Study Finds Woolies’ Ads Have More Brand Recognition Than Coles’ Ads

Study Finds Woolies’ Ads Have More Brand Recognition Than Coles’ Ads
B&T Magazine
Edited by B&T Magazine



According to a new advertising analysis from Forethought, Woolworth’s “Today’s Fresh Food People” campaign is more effective for brand recognition than coles’ “Together to Zero” ad. 

The latest Woolworths campaign produced by M&C Saatchi is distinctly on brand – The focus on freshness and quality,  the use of the colour of green, the classic Woolie’s jingle playing and a slightly reimaged slogan,  new but not unfamiliar,  “Today’s Fresh Food People.” Meanwhile, Forethought found that Cole’s latest ad didn’t use key brand assets creating confusion for consumers.

Woolworths isn’t trying to reinvent the wheel rather it focuses on what it has already built it which creates brand recognition, while Coles seems to be trying something new.

New analysis from Forethought, which was not commissioned by either brand, tested the application of distinctive assets in advertising, using a set of de-branded stills from the commercial as a stimulus. The results prove the necessity of leveraging distinctive brand assets, with close to 9 in 10 Australian consumers connecting the Woolworths ad to its brand following a test.

The study demonstrated that the consistent deployment of the uniquely ‘Woolies’ brand assets mentioned above throughout the ad registered with consumers – achieving what all good advertising should do – connected the audience to the correct brand.

To conduct and contextualise the ad test, Forethought examined Woolworths’ latest commercial, in comparison with Coles’ advertising, they both launched at the same time (Aug 2021).

Distinctive brands assets enable an ad to be recognised and linked to its origin. It’s advertising 101.  For example, the YES logo for Optus. If Australians were just shown the stylised YES logo, 95 per cent spontaneously recognise it as an Optus ad.

The Coles ad lacks distinctive brand assets causing a very large proportion of the prospective audience to misattribute the origin.

Coles’ “Together to Zero” commercial emphasised their commitment to and encouragement of environmentally sustainable practices, reaffirming ambitious targets to reduce CO2 emissions and “to become Australia’s most sustainable supermarket”.

The research found that the latest anthemic brand advertising campaigns from Australia’s two leading supermarket chains, which differ markedly in the degree to which they utilise branded cues, yielded significantly different results following Forethought’s test of consumer recognition and recall.

To test the effectiveness of both the Woolworths and Coles TV ads (ie. their likelihood to be recognised, associated with the brand in question and recalled), Forethought showed a representative sample of 800 Australian consumers de-branded stills taken from each advertisement, pictured below.

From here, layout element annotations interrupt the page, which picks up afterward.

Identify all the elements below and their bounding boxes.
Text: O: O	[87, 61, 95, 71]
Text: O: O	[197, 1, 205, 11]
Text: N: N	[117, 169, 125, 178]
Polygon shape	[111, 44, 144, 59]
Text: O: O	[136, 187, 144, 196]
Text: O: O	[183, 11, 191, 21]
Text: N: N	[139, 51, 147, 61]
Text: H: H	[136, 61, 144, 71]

It was a concern that showing frames rather than the full advertisement excluding branding would have disadvantaged the Woolworths ad, because their highly recognisable audio asset/jingle could not be included in the stimulus (and this was identified prior to the study as a potential limitation).

However, the strong utilisation of other distinctive Woolworths brand assets overcame this hurdle, with the commercial scoring very high on both recognition and brand association.

After viewing the stimulus, respondents were then asked a series of questions associated with recognition and recall.

The results demonstrated the depth of Woolworths’ successful utilisation of their distinctive brand assets: Despite the spots being de-branded during the test, the results are in stark contrast to one another with the Woolworths ad clearly and significantly outperforming the Coles ad on correct brand association.

The Woolworths stimulus was correctly linked to the Woolworths brand for the clear majority at 88.8 per cent, with 1.2 per cent misattributing the ad to its main competitor and only 7.5 per cent unsure who was behind the advertising.

By contrast, the Coles stimulus proved more difficult for consumers to match to Coles at only 20.9 per cent (with 7.2 per cent misattributing the ad to its main competitor and, of probably far greater concern, was the 59.8 per cent of consumers who were unable to determine which brand was behind the ad).

Using an array of distinctive brand assets such as colour, gingham check uniform and images of ‘on message’ produce – the Woolworths ad proved to be strongly effective at driving brand recognition, with close to 9 in 10 consumers recognising and associating the piece correctly with the brand.

Forethought, Global CEO, Darren Stein said: “Woolworths’ consistent and clever use of distinctive assets and recognition triggers were clearly rewarded as shown by the results in the study.

“Their success on this occasion is also amplified by the relatively weaker results from their major competitor. This is an evidence-based reminder that the use of distinctive assets, nurtured over time can produce stunning results, not only against newcomers invading an established category but also as is the case here, in the largest, longest-standing and most competitive of marketing arenas”.